—¡Qué fino!... ¿Dejarás al fin de pensar tonterías, y mirarás a lo importante, a la purificación de tu alma?

—Todo lo que usted quiera, aunque me parece que de esta no expiro. Yo tengo siete vidas como los gatos. Dos veces estuve en el espital con la sábana por la cara, creyendo todos que me iba, y volví, y me curé.

—No hay que fiar, señora mía, de la feliz circunstancia de haber encapado una y otra vez. En toda ocasión la muerte es nuestra inseparable compañera y amiga. En nosotros mismos la llevamos desde el nacer, y los achaques, las miserias, la debilidad, y el continuo sufrir son las caricias que nos hace dentro de nuestro ser. Y no sé por qué ha de aterrarnos la imagen de ella cuando la vemos fuera de nosotros, pues esa imagen en nosotros está de continuo.

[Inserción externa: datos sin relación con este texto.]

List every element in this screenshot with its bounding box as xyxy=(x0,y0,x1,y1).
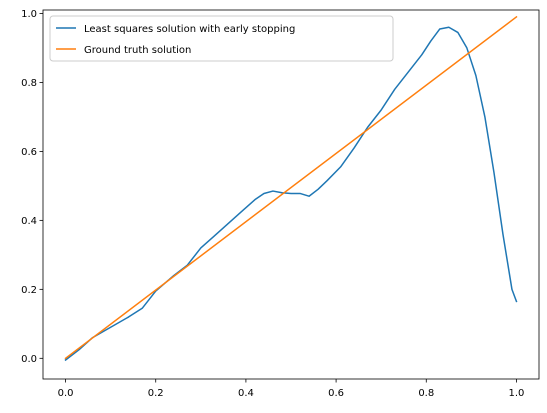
y-tick-label: 0.6 xyxy=(21,147,37,158)
x-tick-label: 0.6 xyxy=(328,388,344,399)
x-tick-label: 0.8 xyxy=(418,388,434,399)
legend-box xyxy=(49,15,394,62)
x-tick-label: 0.4 xyxy=(238,388,254,399)
y-axis-ticks: 0.0 0.2 0.4 0.6 0.8 1.0 xyxy=(21,9,43,365)
y-tick-label: 0.8 xyxy=(21,78,37,89)
x-tick-label: 0.0 xyxy=(58,388,74,399)
x-tick-label: 1.0 xyxy=(509,388,525,399)
x-axis-ticks: 0.0 0.2 0.4 0.6 0.8 1.0 xyxy=(58,379,525,399)
y-tick-label: 0.0 xyxy=(21,354,37,365)
legend: Least squares solution with early stoppi… xyxy=(49,15,394,62)
y-tick-label: 0.4 xyxy=(21,216,37,227)
series-line-1 xyxy=(64,15,518,360)
plot-area xyxy=(43,10,539,379)
axes-frame xyxy=(42,9,540,380)
y-tick-label: 1.0 xyxy=(21,9,37,20)
y-tick-label: 0.2 xyxy=(21,285,37,296)
x-tick-label: 0.2 xyxy=(148,388,164,399)
series-layer xyxy=(64,15,518,362)
legend-label-1: Ground truth solution xyxy=(84,45,191,56)
legend-label-0: Least squares solution with early stoppi… xyxy=(84,24,295,35)
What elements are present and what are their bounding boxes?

De seguro que tú te espantas cuando ves una calavera, y más si ves un esqueleto...

—¡Ay, sí, qué miedo!

—Pues la calavera que tanto te asusta, ahí la llevas tú: es tu cabeza...

—Pero no será tan fea como las de los cementerios.

—Lo mismo; solo que está vestida de la carne.

—¿De modo, padrito, que yo soy mi calavera? ¿Y el esqueleto mío es todos estos huesos, armados como los que vi yo una vez en el teatro, en la función de los fantoches? ¿Y cuando yo bailo, baila mi esqueleto? ¿Y cuando duermo, duerme mi esqueleto? ¡Mal ajo! ¿Y al morirme, cogen mi esqueletito salado y lo tiran a la tierra?

—Exactamente, como cosa que ya no sirve para nada.

—Y cuando se muere una, ¿signe una sabiendo que se ha muerto, y acordándose de que vivía? ¿Y en qué parte del cuerpo tiene una el alma? ¿En la cabeza o en el pecho? Cuando una se pelea con otra, digo yo, el alma se sale a la boca y a las manos.